Before we start, I should say that I have no experience in twisted, so some decisions I discover during reading of the codebase lead to questions. I make them in italic below.

  1. The on_unsubscribe event is published in a deferred way (in the next cycle of the event loop), see here. Why? For me it's OK because we do not want router.detach to wait for the message will be actually sent but it leads to bugs...
  2. autobahn.WampRawSocketProtocol calls self._session.onClosewhen transport connection is lost or closed cleanly.
  3. RouterSession.onClose calls self.onLeave then calls self._router.detach(self) and then.. wipes the sesion id (see here)! Why? What is the semantic sence of a session which don't have an id? Yes, it is detached, but it may be needed later...
  4. So we make a session_id disappear when onClose was called, and when we actually send on_unsubscribe event... we don't have it.
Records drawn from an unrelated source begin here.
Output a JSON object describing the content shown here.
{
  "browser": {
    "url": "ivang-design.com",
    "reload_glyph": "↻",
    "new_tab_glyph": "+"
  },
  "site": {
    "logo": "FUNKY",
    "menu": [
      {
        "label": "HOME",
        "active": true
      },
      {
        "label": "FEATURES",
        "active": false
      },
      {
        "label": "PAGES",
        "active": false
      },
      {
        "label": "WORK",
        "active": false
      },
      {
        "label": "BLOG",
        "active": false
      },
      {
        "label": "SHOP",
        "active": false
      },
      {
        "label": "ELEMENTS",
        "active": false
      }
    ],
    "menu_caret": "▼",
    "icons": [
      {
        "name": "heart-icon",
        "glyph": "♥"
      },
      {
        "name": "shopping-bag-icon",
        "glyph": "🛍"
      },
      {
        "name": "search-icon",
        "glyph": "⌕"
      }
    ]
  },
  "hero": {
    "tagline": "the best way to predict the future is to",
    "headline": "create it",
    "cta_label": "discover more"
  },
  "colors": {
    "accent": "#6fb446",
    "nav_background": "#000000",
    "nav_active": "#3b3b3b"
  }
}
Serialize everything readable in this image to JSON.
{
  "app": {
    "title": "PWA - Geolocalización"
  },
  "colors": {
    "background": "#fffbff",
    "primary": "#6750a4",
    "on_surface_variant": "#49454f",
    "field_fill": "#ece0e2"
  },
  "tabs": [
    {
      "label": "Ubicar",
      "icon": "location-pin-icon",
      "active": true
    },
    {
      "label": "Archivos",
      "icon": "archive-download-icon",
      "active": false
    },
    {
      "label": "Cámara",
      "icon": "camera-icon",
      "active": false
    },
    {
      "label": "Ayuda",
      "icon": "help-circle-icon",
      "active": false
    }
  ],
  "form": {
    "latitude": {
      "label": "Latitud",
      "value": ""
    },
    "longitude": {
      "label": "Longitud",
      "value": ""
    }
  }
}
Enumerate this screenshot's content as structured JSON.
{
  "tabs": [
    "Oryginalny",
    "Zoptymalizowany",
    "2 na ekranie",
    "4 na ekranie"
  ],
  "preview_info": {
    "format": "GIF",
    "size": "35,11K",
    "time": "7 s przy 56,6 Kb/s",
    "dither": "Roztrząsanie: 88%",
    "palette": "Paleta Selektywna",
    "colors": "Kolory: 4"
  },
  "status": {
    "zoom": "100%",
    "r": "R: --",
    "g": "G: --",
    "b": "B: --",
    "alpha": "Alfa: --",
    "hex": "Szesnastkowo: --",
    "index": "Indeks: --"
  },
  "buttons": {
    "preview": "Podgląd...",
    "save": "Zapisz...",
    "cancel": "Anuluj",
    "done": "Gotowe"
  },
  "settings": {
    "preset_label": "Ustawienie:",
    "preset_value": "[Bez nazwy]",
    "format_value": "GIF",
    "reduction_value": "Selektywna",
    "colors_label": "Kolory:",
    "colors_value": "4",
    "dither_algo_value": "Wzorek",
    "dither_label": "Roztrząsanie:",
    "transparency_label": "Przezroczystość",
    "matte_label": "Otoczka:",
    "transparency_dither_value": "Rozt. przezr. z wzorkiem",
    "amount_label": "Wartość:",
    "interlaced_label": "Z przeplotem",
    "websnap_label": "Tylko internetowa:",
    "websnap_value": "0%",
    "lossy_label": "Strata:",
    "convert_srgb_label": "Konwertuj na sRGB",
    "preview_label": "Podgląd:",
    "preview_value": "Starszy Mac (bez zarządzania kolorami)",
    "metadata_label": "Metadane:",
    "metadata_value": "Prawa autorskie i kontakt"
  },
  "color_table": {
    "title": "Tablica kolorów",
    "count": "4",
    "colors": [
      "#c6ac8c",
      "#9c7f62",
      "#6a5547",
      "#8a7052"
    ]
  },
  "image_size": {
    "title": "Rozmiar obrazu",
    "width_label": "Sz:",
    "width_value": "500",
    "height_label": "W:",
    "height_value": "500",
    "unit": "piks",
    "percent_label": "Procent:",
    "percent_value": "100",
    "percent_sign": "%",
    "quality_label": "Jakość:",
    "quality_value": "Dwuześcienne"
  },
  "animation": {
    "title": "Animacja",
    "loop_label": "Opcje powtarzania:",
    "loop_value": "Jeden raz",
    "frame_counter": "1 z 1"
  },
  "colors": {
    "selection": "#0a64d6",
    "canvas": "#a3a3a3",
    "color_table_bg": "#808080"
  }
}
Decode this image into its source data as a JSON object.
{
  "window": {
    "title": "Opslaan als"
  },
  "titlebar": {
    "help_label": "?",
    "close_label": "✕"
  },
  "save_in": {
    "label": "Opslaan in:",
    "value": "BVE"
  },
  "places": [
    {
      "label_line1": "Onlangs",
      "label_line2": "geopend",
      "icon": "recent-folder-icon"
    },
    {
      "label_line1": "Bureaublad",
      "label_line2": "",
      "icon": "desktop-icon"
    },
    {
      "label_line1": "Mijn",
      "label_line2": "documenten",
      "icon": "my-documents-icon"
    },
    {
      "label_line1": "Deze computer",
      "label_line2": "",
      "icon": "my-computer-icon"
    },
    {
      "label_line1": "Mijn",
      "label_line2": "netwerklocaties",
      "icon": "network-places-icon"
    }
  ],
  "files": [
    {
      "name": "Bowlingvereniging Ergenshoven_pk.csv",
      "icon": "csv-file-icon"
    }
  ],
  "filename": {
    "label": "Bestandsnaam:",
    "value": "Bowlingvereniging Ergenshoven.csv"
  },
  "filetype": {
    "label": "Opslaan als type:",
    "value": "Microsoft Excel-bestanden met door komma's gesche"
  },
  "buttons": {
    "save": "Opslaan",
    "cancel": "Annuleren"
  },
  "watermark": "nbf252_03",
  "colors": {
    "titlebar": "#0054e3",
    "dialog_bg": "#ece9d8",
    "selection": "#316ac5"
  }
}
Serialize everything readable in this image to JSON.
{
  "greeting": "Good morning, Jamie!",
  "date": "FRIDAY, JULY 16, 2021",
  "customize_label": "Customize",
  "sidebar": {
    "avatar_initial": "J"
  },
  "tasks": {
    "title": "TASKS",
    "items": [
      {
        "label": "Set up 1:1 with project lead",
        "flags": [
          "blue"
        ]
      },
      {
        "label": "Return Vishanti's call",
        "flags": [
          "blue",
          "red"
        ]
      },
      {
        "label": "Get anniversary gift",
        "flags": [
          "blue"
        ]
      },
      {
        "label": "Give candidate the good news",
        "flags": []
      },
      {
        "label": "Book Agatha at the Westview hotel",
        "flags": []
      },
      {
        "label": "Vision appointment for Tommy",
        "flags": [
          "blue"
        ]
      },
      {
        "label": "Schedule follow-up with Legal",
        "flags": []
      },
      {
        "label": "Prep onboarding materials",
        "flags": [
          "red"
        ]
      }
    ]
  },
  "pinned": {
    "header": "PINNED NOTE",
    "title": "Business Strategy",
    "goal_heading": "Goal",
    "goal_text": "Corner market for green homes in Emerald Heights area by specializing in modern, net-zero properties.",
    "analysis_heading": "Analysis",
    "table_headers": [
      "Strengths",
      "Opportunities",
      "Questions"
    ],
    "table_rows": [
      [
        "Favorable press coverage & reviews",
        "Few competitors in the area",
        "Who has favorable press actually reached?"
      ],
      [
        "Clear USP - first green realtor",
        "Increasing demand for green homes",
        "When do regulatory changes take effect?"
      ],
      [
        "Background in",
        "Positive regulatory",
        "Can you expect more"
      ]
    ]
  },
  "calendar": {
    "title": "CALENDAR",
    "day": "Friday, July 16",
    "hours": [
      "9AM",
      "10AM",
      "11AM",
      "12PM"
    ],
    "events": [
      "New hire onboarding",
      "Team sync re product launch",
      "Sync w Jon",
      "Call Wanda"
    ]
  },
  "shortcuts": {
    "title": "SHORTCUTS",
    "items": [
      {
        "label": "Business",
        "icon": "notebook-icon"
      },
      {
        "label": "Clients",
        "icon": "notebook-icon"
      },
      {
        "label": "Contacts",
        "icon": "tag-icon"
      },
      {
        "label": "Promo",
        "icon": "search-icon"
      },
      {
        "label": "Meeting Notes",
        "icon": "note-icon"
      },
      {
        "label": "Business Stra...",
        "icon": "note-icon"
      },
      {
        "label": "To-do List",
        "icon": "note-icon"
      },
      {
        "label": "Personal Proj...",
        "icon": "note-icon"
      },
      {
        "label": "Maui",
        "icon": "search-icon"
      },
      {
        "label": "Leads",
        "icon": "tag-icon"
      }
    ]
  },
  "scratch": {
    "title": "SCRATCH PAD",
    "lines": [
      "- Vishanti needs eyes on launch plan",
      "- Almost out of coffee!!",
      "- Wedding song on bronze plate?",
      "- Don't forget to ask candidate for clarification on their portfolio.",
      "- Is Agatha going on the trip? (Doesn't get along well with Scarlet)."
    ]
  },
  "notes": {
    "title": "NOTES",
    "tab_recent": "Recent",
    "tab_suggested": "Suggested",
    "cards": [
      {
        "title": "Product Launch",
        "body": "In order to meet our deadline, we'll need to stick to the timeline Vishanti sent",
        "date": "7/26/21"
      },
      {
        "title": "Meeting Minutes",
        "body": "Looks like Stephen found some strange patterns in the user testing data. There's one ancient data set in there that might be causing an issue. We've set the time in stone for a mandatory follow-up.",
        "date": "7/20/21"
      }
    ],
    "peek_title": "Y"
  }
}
Point 4 leads us to a bug: _when a client loses a transport connection, or closes a tansport cleanly, or even closes a WAMP session normally(!) wamp.subscription.on_unsubscribe fires with None instead of session id which unsubscribed ._

Why it works in usual curcumstances?

When no one closes the session there is no call to session onClose before publishing the event, and all works fine.

How to fix it

Here are some ways I can propose, From the most concrete to the most general one:

  1. Explicitly pass all parameters to a routine which publishes the event.
  2. Always store the previous id of a session not to lose it. _There is a _pending_session_id field. Why is it needed and why is it wiped the same way?_
  3. Make RouterSession.close fully asyncronous, meaning: wipe the session id after the detaching is finished and events are published. We could publish the event in onLeave, why not? I see this may be a bad idea because sending meta events are definetely part of detaching...
  4. Make Router.detach fully syncronous, meaning: send all the meta events before the detach is finished,
  5. Do not wipe the session id unless we need to change it.

@oberstet, looking forward to discussing the issue. Hope you answer my questions.